Trainingsplanung

Intervalltraining & HIIT: So steigerst du deine Leistung effektiv

Intervalltraining & HIIT: So steigerst du deine Leistung effektiv

Was ist Intervalltraining?

Intervalltraining ist eine Trainingsmethode, bei der sich Phasen hoher Belastung mit Erholungsphasen abwechseln. Es ist eine der effektivsten Methoden, um die Ausdauerleistung zu steigern.

HIIT (High-Intensity Interval Training) ist eine spezielle Form, bei der die Belastungsphasen besonders intensiv sind — typischerweise bei 85–100% der maximalen Herzfrequenz.

Warum wirkt Intervalltraining so gut?

VO2max steigern

Intervalltraining ist nachweislich die effektivste Methode, um die maximale Sauerstoffaufnahme (VO2max) zu verbessern. Schon 2–3 Einheiten pro Woche zeigen messbare Ergebnisse.

Anaerobe Schwelle verschieben

Durch regelmäßiges Training im Schwellenbereich verschiebt sich die anaerobe Schwelle nach oben. Du kannst also bei höherer Intensität noch aerob arbeiten.

Zeiteffizient trainieren

In 30–45 Minuten Intervalltraining kannst du ähnliche oder bessere Trainingseffekte erzielen wie bei 60–90 Minuten lockerem Ausdauertraining.

Verschiedene Intervall-Formen

Kurze Intervalle (15–60 Sekunden)

  • Sehr hohe Intensität (90–100% HFmax)
  • Pause: gleiche Dauer wie Belastung
  • Ziel: VO2max, anaerobe Kapazität
  • Beispiel: 10x 30 Sekunden Sprint, 30 Sekunden Pause

Mittlere Intervalle (2–5 Minuten)

  • Hohe Intensität (85–95% HFmax)
  • Pause: 50–100% der Belastungsdauer
  • Ziel: VO2max, Schwellenleistung
  • Beispiel: 5x 4 Minuten, 3 Minuten Pause

Lange Intervalle (8–20 Minuten)

  • Schwellenintensität (80–90% HFmax)
  • Pause: 3–5 Minuten
  • Ziel: Schwellenleistung, Wettkampfhärte
  • Beispiel: 3x 10 Minuten, 5 Minuten Pause

Typische Fehler beim Intervalltraining

Die erste Belastung zu hart

Beginne konservativ. Die Belastung sollte über alle Intervalle gleichmäßig durchgehalten werden können. Wer beim ersten Intervall alles gibt, bricht in den folgenden ein.

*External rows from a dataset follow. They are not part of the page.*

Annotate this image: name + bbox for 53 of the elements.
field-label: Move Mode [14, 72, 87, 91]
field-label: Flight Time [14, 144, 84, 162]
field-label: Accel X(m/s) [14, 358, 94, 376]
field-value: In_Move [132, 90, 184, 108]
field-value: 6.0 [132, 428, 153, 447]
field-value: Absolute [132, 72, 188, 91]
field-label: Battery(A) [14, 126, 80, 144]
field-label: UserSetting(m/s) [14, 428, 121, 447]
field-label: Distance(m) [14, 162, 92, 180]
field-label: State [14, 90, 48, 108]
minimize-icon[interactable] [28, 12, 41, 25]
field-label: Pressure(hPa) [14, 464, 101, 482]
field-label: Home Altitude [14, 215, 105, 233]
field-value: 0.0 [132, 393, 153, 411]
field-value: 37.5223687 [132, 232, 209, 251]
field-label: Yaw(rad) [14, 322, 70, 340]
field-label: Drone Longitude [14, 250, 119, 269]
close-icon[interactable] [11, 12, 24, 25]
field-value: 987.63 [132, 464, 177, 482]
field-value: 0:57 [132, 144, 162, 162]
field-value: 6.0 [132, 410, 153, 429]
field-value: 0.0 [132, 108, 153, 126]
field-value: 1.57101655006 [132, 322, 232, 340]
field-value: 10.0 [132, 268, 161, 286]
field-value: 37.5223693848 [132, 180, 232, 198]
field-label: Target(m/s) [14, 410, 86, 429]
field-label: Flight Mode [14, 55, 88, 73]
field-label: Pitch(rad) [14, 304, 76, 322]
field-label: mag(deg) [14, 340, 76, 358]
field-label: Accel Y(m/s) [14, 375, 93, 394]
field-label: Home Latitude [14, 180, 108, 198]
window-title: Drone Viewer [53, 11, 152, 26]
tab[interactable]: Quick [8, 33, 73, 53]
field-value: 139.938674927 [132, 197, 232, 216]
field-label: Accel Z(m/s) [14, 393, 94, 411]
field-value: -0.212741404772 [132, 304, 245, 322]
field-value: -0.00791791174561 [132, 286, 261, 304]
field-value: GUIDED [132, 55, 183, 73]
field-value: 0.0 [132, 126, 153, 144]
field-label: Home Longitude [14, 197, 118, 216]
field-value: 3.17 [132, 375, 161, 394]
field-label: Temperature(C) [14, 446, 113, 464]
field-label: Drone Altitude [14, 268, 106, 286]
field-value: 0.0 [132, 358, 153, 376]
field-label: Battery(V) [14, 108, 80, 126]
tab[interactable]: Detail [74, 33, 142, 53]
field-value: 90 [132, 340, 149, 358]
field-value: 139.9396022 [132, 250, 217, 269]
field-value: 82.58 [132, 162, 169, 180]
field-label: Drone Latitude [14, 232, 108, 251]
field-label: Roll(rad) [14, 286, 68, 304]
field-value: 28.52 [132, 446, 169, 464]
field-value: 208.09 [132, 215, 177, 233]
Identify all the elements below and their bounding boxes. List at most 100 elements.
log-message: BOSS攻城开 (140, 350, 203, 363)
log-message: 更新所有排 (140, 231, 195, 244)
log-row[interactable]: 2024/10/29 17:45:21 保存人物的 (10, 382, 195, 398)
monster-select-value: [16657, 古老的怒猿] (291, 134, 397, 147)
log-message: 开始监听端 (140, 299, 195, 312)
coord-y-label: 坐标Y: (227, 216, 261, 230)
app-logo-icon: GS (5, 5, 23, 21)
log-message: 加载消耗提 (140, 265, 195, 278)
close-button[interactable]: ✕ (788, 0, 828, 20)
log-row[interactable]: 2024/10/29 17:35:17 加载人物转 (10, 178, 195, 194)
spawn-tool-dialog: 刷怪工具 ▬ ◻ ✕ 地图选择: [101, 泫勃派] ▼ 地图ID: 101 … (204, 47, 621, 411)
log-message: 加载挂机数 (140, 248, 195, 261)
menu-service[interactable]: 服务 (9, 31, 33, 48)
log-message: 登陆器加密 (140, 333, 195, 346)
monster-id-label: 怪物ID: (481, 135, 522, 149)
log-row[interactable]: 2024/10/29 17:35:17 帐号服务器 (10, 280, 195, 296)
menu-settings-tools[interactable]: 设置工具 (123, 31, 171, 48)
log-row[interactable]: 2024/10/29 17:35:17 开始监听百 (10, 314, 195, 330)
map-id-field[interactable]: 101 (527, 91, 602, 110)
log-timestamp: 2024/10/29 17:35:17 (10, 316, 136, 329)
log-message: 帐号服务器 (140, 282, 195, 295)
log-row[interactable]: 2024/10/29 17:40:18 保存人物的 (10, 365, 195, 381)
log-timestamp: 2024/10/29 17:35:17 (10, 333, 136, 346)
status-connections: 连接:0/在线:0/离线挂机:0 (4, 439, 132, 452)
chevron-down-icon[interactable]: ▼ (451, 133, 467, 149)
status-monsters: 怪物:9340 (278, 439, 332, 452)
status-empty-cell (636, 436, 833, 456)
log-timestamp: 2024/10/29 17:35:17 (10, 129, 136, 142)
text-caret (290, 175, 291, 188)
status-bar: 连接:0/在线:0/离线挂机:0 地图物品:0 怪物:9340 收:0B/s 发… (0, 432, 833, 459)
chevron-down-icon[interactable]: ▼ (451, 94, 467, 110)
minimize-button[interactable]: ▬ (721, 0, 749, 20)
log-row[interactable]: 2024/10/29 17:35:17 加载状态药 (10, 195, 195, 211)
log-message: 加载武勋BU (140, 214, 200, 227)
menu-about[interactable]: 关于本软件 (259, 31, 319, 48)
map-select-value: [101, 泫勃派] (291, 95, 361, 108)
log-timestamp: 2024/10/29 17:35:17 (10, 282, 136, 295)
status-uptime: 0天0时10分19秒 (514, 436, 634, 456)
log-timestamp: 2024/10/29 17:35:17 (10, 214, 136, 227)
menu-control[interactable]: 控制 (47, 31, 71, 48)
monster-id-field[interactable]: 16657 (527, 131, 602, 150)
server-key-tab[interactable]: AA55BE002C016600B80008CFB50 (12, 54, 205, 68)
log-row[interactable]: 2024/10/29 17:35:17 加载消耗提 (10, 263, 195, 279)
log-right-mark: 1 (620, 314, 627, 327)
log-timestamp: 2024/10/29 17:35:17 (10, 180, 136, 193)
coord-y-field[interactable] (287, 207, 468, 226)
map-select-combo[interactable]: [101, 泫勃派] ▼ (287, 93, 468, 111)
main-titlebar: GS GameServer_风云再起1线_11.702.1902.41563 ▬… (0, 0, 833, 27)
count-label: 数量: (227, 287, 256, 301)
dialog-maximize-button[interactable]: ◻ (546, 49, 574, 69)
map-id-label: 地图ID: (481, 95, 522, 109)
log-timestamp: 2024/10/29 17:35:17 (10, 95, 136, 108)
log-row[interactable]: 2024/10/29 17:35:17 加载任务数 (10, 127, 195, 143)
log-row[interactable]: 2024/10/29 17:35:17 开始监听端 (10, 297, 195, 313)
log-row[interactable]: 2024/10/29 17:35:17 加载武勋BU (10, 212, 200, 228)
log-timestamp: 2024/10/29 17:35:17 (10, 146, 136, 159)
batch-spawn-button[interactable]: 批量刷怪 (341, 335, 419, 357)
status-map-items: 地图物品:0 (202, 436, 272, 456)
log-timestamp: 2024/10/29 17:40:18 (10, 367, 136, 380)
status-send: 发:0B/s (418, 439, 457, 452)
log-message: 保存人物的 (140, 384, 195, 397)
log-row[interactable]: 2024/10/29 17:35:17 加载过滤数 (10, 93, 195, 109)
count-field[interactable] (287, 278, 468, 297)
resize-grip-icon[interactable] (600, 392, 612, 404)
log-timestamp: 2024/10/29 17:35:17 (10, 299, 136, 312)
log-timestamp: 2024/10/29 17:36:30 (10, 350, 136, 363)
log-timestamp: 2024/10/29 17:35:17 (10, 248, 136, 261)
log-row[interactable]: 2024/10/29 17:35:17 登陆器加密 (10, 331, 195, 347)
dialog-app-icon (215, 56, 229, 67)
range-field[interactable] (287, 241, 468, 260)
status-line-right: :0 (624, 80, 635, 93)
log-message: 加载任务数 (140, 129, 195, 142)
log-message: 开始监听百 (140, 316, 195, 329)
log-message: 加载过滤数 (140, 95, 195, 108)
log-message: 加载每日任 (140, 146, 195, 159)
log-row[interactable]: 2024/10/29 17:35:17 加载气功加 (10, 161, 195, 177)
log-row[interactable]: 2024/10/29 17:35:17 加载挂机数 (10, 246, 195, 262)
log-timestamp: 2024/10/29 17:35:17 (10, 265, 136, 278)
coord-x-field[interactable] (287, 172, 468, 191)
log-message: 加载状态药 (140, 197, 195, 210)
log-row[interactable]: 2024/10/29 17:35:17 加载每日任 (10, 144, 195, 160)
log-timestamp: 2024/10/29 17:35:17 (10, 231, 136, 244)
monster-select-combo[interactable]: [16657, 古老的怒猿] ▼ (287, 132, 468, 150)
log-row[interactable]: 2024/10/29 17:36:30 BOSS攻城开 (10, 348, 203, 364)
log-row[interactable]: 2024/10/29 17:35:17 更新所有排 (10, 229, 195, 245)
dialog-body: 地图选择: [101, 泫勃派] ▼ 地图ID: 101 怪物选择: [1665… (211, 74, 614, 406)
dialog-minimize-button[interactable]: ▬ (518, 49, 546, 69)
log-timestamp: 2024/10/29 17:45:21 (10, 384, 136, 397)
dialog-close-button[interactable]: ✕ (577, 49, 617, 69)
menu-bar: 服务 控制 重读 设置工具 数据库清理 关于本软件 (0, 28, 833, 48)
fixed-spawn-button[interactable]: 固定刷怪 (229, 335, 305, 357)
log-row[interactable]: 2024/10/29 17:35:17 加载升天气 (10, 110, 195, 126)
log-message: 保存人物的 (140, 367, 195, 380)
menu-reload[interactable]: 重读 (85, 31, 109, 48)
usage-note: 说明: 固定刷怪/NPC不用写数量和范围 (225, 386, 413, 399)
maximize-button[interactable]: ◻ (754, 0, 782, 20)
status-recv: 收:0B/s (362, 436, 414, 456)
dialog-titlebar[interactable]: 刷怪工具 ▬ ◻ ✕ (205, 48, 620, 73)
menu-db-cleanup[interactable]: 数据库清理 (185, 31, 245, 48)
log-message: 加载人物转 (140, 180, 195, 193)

Zu wenig Erholung zwischen den Einheiten

Intervalltraining ist sehr belastend. Plane mindestens 48 Stunden Erholung ein. Maximal 2–3 Intervalleinheiten pro Woche.

Kein Warm-up

Mindestens 15 Minuten lockeres Einlaufen oder Einfahren vor den Intervallen. Ohne Aufwärmen steigt das Verletzungsrisiko.

Zu oft, zu viel

Mehr ist nicht immer besser. Zu viele intensive Einheiten führen zu Übertraining und Leistungseinbrüchen. Die 80/20-Regel gilt: 80% lockeres Training, 20% intensive Einheiten.

Intervalltraining für verschiedene Sportarten

Laufen

Tempoläufe auf der Bahn oder in leicht hügeligem Gelände. Achte auf gleichmäßiges Tempo und kontrollierte Atmung.

Radfahren

Bergintervalle oder auf dem Rollentrainer. Wattmessung ermöglicht eine präzise Steuerung der Intensität.

Schwimmen

Bahnintervalle mit definierten Zeiten. Nutze die Uhr am Beckenrand für gleichmäßige Pausen.

Fazit

Intervalltraining ist unverzichtbar für die Leistungssteigerung. Aber: Es funktioniert nur auf einer soliden Grundlage und mit ausreichender Regeneration. Setze Intervalle gezielt ein — nicht als Ersatz für Grundlagentraining, sondern als Ergänzung.